The preferences don't seem to be using the ssh key file

Support
#1

Hey I have a working repo that uses the key file from .duplicacy/preferences (keys:ssh_key_file) via the x86 command line interface (2.7.2 (175ADB)). But, I can’t get this to work with my other repo on a remote machine. To be clear, I have ssh keys setup and working and I’ve pointed to said keys, but for some reason it always asks for the ssh password on the remote repo. I also created a second repo just for testing. With the exception of my default storage, it always asks for an SSH password.

[
    {
        "name": "default",
        "id": "mydata",
        "repository": "",
        "storage": "sftp://username@local_ip//backups/duplicacy",
        "encrypted": true,
        "no_backup": false,
        "no_restore": false,
        "no_save_password": false,
        "nobackup_file": "",
        "keys": {
            "ssh_key_file": "/.duplicacy/ssh/id_rsa"
        },
        "filters": "",
        "exclude_by_attribute": false
    },
    {
        "name": "remote",
        "id": "mydata",
        "repository": "",
        "storage": "sftp://username@remote_ip//backups/duplicacy",
        "encrypted": true,
        "no_backup": false,
        "no_restore": false,
        "no_save_password": false,
        "nobackup_file": "",
        "keys": {
            "ssh_key_file": "/.duplicacy/ssh/id_rsa"
        },
        "filters": "",
        "exclude_by_attribute": false
    }
]
#2

If the key file is encrypted by a passphrase, you’ll need to set ssh_passphrase in the preferences.

Running duplicacy -d list -storage remote may explain why it was asking for the ssh password.

#3

I got it to work by adding this to my sshd config.

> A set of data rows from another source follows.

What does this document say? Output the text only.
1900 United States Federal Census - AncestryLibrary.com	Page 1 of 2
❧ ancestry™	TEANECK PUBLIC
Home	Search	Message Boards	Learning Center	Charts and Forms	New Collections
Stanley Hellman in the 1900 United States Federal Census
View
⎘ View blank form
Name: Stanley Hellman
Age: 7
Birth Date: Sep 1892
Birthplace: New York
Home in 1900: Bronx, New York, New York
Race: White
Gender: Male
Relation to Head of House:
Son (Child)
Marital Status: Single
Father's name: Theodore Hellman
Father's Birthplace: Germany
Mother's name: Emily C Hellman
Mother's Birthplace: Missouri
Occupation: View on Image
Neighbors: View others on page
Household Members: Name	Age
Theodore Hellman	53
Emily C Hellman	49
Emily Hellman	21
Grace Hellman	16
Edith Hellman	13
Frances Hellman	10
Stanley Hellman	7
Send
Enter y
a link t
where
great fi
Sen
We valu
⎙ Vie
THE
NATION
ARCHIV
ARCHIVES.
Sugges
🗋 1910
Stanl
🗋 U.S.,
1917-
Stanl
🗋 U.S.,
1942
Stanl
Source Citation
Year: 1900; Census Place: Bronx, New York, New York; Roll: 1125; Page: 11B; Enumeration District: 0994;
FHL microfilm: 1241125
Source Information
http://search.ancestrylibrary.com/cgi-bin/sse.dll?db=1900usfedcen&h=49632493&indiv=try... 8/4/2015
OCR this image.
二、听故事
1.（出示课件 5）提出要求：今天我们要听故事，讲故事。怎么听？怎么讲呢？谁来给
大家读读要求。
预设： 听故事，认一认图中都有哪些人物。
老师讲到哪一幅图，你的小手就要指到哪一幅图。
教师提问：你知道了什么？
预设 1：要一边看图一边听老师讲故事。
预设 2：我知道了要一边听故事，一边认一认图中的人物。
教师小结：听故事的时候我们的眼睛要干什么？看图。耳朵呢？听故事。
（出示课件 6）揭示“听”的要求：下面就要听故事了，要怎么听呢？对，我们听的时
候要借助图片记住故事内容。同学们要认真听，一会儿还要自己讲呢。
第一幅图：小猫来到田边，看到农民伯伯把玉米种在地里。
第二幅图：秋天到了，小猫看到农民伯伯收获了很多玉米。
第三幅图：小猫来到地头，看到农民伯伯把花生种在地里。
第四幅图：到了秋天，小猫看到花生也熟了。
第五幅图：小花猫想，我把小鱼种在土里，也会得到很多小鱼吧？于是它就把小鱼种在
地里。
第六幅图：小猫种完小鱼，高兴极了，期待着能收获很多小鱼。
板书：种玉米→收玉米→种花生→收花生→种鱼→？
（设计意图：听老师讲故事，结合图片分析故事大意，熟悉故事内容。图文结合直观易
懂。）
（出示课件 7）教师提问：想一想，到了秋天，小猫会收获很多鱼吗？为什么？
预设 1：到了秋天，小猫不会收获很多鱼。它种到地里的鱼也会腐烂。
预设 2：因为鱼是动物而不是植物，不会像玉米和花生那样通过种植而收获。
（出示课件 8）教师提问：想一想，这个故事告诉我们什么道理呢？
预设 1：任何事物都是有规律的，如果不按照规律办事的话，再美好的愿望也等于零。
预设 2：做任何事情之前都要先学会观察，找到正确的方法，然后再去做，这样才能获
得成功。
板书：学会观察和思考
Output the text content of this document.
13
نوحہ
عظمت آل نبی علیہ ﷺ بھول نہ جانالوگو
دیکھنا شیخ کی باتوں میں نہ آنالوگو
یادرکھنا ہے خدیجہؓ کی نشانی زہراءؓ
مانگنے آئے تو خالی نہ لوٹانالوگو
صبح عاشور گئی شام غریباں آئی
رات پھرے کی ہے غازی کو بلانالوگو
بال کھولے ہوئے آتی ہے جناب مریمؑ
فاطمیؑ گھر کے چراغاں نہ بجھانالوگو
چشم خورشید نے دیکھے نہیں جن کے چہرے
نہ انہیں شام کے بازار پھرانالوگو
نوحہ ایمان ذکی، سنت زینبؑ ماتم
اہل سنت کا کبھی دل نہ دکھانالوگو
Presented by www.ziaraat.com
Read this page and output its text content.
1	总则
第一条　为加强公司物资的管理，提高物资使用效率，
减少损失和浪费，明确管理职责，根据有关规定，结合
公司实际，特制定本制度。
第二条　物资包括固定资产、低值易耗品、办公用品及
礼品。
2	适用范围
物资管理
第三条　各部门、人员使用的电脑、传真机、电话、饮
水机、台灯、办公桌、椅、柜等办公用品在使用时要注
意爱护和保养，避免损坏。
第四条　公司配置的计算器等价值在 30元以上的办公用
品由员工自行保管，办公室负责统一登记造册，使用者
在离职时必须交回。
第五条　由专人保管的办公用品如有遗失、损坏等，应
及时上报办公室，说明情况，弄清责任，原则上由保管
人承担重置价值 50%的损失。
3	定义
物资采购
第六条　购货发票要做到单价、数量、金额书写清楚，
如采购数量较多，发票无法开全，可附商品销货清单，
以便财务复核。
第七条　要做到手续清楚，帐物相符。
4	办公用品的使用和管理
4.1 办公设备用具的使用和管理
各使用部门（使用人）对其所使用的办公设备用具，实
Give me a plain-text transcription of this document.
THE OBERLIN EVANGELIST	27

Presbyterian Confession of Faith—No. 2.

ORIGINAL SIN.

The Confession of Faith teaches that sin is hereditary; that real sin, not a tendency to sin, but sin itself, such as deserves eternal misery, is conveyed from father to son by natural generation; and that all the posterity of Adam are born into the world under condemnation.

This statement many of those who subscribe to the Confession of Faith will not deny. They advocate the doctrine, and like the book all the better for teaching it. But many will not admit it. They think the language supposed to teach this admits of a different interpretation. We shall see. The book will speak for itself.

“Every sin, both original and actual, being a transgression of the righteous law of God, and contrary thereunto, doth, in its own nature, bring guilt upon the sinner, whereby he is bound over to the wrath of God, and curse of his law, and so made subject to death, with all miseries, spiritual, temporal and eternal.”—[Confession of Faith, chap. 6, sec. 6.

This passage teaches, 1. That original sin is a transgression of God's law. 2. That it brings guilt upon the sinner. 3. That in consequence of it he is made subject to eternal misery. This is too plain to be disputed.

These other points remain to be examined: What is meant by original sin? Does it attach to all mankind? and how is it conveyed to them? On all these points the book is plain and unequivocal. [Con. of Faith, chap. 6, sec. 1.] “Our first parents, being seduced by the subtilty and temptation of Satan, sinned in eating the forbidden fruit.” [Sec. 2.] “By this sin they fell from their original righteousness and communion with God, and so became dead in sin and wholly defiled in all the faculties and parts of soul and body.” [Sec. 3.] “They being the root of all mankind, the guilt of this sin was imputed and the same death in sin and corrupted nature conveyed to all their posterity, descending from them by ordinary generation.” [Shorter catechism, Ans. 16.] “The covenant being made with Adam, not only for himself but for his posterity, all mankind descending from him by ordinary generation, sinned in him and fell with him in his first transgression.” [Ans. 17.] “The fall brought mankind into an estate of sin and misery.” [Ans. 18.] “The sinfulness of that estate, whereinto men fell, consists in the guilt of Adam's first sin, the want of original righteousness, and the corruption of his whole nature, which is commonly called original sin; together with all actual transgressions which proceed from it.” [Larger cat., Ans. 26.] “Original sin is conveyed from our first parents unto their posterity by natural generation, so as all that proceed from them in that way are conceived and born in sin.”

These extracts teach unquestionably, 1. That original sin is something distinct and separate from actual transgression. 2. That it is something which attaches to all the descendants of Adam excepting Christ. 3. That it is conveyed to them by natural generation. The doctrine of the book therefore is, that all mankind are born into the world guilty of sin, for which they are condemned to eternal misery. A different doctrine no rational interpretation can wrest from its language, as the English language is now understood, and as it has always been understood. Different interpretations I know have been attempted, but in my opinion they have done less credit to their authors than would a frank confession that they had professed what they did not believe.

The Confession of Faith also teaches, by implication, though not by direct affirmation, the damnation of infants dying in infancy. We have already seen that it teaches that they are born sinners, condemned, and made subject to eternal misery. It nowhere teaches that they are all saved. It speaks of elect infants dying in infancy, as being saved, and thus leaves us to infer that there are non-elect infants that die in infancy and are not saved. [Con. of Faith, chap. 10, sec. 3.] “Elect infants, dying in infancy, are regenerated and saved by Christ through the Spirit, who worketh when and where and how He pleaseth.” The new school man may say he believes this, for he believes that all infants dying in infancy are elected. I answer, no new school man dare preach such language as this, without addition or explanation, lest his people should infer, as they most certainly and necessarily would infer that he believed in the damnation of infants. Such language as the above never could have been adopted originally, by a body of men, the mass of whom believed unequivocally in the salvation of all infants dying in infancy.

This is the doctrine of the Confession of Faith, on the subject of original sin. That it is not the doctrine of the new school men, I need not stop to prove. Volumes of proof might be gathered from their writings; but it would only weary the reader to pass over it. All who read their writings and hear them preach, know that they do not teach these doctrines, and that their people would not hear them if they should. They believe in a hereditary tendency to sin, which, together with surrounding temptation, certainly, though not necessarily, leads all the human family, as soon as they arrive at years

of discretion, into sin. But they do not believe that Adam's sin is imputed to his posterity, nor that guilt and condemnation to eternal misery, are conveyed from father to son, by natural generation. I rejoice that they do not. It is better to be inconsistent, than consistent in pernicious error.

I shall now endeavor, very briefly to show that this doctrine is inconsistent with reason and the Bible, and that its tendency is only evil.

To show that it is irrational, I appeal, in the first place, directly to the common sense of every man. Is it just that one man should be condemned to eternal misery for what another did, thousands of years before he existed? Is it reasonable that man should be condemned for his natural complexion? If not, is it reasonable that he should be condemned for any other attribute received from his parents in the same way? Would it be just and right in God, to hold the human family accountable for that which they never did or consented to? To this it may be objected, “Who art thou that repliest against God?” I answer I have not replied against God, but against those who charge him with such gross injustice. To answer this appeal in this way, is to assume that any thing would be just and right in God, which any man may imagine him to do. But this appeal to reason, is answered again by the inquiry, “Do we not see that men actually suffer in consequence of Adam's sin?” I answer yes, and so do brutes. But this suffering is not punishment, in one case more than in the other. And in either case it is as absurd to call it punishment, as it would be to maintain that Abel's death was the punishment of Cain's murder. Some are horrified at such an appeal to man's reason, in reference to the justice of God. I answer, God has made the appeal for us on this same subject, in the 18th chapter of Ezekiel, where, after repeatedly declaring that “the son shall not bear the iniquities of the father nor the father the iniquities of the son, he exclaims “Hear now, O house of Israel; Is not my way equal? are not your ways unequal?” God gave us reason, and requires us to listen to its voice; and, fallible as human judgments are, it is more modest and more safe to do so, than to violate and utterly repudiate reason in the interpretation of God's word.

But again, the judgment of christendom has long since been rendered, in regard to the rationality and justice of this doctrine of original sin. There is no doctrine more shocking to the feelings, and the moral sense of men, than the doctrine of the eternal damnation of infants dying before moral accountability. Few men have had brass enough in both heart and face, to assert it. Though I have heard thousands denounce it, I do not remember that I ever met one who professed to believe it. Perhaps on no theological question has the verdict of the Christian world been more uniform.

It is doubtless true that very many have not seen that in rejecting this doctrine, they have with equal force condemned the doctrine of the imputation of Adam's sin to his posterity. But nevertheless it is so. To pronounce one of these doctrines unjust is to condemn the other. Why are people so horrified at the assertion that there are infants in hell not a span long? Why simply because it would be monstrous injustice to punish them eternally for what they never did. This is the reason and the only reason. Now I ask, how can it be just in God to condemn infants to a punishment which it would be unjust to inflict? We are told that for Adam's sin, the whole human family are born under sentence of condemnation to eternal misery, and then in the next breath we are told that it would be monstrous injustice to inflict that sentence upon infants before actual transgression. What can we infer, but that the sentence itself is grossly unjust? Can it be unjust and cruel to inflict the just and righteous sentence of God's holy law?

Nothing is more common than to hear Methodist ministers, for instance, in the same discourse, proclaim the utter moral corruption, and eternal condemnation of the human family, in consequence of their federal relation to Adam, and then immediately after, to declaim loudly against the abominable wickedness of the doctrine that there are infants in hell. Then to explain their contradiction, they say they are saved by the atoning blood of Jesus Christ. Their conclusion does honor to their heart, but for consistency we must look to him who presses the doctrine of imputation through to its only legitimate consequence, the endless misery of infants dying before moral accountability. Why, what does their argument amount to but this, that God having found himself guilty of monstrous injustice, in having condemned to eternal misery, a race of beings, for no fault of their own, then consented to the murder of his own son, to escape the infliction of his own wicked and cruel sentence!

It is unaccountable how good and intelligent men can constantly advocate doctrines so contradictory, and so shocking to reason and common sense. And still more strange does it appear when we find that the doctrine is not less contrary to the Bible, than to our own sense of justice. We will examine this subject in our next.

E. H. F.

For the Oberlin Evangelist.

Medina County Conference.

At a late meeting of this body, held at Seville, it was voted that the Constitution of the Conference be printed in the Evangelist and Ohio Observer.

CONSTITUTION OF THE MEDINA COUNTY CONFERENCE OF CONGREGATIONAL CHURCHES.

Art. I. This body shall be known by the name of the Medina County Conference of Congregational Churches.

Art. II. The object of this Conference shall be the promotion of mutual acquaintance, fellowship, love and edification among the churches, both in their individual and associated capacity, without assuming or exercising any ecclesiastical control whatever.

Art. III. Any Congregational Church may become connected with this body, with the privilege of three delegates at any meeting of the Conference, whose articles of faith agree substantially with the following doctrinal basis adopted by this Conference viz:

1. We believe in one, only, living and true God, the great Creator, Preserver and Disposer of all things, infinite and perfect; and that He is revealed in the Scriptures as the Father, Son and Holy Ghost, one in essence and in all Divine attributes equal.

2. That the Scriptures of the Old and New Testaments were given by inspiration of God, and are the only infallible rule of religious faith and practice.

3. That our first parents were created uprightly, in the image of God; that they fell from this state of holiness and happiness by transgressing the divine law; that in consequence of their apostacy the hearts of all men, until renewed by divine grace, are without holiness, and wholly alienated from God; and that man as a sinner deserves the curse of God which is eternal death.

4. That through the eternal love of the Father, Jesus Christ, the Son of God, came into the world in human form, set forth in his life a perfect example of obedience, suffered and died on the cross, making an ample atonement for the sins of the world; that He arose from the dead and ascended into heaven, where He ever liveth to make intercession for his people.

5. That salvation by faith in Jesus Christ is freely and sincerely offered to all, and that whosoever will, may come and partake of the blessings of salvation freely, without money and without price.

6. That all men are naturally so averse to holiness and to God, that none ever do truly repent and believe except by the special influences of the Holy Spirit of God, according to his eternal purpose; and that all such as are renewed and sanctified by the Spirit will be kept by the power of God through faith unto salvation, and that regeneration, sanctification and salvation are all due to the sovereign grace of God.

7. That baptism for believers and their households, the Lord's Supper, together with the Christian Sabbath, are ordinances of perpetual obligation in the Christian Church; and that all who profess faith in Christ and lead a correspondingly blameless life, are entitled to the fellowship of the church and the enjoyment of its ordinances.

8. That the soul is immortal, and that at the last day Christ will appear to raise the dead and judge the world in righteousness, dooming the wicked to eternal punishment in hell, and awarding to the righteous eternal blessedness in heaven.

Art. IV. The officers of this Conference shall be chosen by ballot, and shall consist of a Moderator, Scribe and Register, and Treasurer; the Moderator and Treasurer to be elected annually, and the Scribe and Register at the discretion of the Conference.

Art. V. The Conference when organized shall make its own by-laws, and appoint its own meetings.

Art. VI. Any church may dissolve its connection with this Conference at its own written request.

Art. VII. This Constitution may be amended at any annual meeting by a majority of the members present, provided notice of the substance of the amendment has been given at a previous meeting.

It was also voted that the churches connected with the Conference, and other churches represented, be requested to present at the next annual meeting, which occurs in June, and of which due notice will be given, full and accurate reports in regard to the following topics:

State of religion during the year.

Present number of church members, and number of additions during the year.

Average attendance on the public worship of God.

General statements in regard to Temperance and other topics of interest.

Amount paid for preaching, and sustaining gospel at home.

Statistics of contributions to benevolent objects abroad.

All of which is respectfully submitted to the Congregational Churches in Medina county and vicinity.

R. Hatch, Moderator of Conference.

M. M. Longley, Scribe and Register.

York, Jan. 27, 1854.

PubkeyAcceptedKeyTypes ecdsa-sha2-nistp256-cert-v01@openssh.com,ecdsa-sha2-nistp384-cert-v01@openssh.com,ecdsa-sha2-nistp521-cert-v01@openssh.com,ssh-ed25519-cert-v01@openssh.com,rsa-sha2-512-cert-v01@openssh.com,rsa-sha2-256-cert-v01@openssh.com,ssh-rsa-cert-v01@openssh.com,ecdsa-sha2-nistp256,ecdsa-sha2-nistp384,ecdsa-sha2-nistp521,ssh-ed25519,rsa-sha2-512,rsa-sha2-256,ssh-rsa

Is this a duplicacy specific issue? I’m able to use the same set of keys to connect via ssh and sftp without the above addition.

#4

If your server only supports outdated ciphers (can’t see the long line in your message on the phone to confirm if this is the case) you can use sftpc duplicacy backend instead of sftp to enable outdated ciphers.

#5

It’s a brand new installation of ubuntu server 22.04. Additionally, the keys work when I use ssh/sftp, so I’m not sure what duplicacy is doing differently.

#6

After upgrading a laptop to Ubuntu 22.04 LTS I had trouble logging onto servers running old versions of RHEL/CentOS. With OpenSSH in verbose mode (“ssh -v”), I could see that the key exchange was failing. Then it was the opposite problem when trying to use Duplicacy 2.7.2 to connect to an Ubuntu 22.04 LTS server.

The SSH/SCP/SFTP connection handshake involves negotiating shared algorithms for keys, signatures, ciphers, etc. Any algorithms that are supported by the client but not the server – and vice versa – are excluded. If neither side can agree on a set of common algorithms, the connection fails.

Ubuntu 21.10 was bundled with OpenSSL 1.1.1l while Ubuntu 22.04 shipped with OpenSSL 3.0.2u (DistroWatch.com: Ubuntu). Older RSA variants, hash algorithms, ciphers, etc. have either been disabled by default or dropped due to security issues.

My guess is that the version of the ssh package (https://golang.org/x/crypto/ssh) compiled into Duplicacy 2.7.2 still uses the older RSA variants.

Instead of overriding the default list of key types in sshd_config, it’s possible to add only the older ones that are needed. For your RSA key…

PubkeyAcceptedKeyTypes +ssh-rsa

(The ‘+’ modifier at the start of the list specifies append mode.)

However, a better option would be to replace the RSA key with an Ed25519 key (supported by Duplicacy) so that there’s no need to enable less secure key types.